Ziauddin Sardar, a commentator sympathetic to queer groups, is at the same time critical of overtly sexualized mannerism and behaviour of these groups in the west. In his article on homosexuality in the book Reading the Quran, Zia chastises contemporary gay and lesbian behaviour in western societies for “lavishing attention on looks, clothes, certain kinds of pop music and promiscuity’ which echoes the excesses of Lot’s people and which is aped blindly in Muslim societies.’ According to Terry Eagleton (in his On Evil) a sexually -obsessed pop culture thriving on a successful sex industry promoting fetishism and consumerism (toy shops) is in its turn the cultural capital of a unipolar world order imagined by the west. So the discussion on transgender in Islam should be made free from assumptions and imaginations of the capital.

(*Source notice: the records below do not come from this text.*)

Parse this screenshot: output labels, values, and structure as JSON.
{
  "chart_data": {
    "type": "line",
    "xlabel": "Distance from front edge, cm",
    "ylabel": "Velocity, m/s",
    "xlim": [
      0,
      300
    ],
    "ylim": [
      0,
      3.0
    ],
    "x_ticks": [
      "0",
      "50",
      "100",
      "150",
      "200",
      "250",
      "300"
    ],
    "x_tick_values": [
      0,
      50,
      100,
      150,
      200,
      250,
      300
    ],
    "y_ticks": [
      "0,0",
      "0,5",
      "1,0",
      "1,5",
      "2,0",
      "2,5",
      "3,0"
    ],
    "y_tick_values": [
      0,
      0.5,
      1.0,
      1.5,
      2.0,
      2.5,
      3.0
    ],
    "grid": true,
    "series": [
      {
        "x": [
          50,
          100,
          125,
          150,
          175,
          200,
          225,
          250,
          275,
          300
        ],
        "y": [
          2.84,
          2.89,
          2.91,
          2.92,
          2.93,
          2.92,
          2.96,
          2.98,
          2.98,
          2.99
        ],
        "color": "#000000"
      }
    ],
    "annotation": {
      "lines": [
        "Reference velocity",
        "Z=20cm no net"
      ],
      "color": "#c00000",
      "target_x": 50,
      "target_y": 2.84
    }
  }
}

Jane Hatheway’s Beshir Agha: The Chief Eunuch of Ottoman Court is a remarkable book. The book gives a different picture of eunuchs (khunsa) in Islamic societies from the one usually spread about them in romantic works (including written histories). What makes him different is not his capacity as a soldier or court jest, but his role as librarian and manuscript collector in the Ottoman court. He rendered invaluable service to the Ottomans as a collector of rare manuscripts on Islam and as a reformer and overseer of the library. He codified fatawa and masa’ail across fiqh schools and was a major juris scholar in the court.

There are, however, some orientalist tropes in Hatheway’s analysis of Beshir Aga’s life, though she is aware of that.One remarkable observation is that Beshir Agha was purchased from a slave market in Africa and was sterilized before he was admitted to the Ottoman court. In dominant European narratives, khunsas are considered as not desiring female sexuality. The Quranic reference to ‘those who don’t desire women’ among the non-female categories before whom hijab need not be observed is taken to mean khunsas in several interpretations. Doesn’t the sterilization narrative conflict with predominant interpretation of the sexuality of the transgender in Islamic texts?

Hatheway quotes British diplomat Paul Raycaut in her exploration of the reasons for sterilization. Women usually keep away from black slaves out of abomination, Raycaut says, and sterilization would remove the situation of salves not approaching women for sex. Hatheway clearly points out the conflation of racist mentalities, attitudes and imaginations of the white in the west, at least at his time, for back bodies with the Ottoman imagination. The problem can be made glaring by the question as to whether a civilisation that introduced Bilal, the black slave, as the clarion call of Islam can imagine black bodies in the same way that Europe visualizes. The problem is that in connection with transgender, sources remain to be people like Rycaut.

A different archive about transgender and diverse sexuality should be unearthed in the Islamic domain for us to have an unencumbered concept of Islam and sexuality.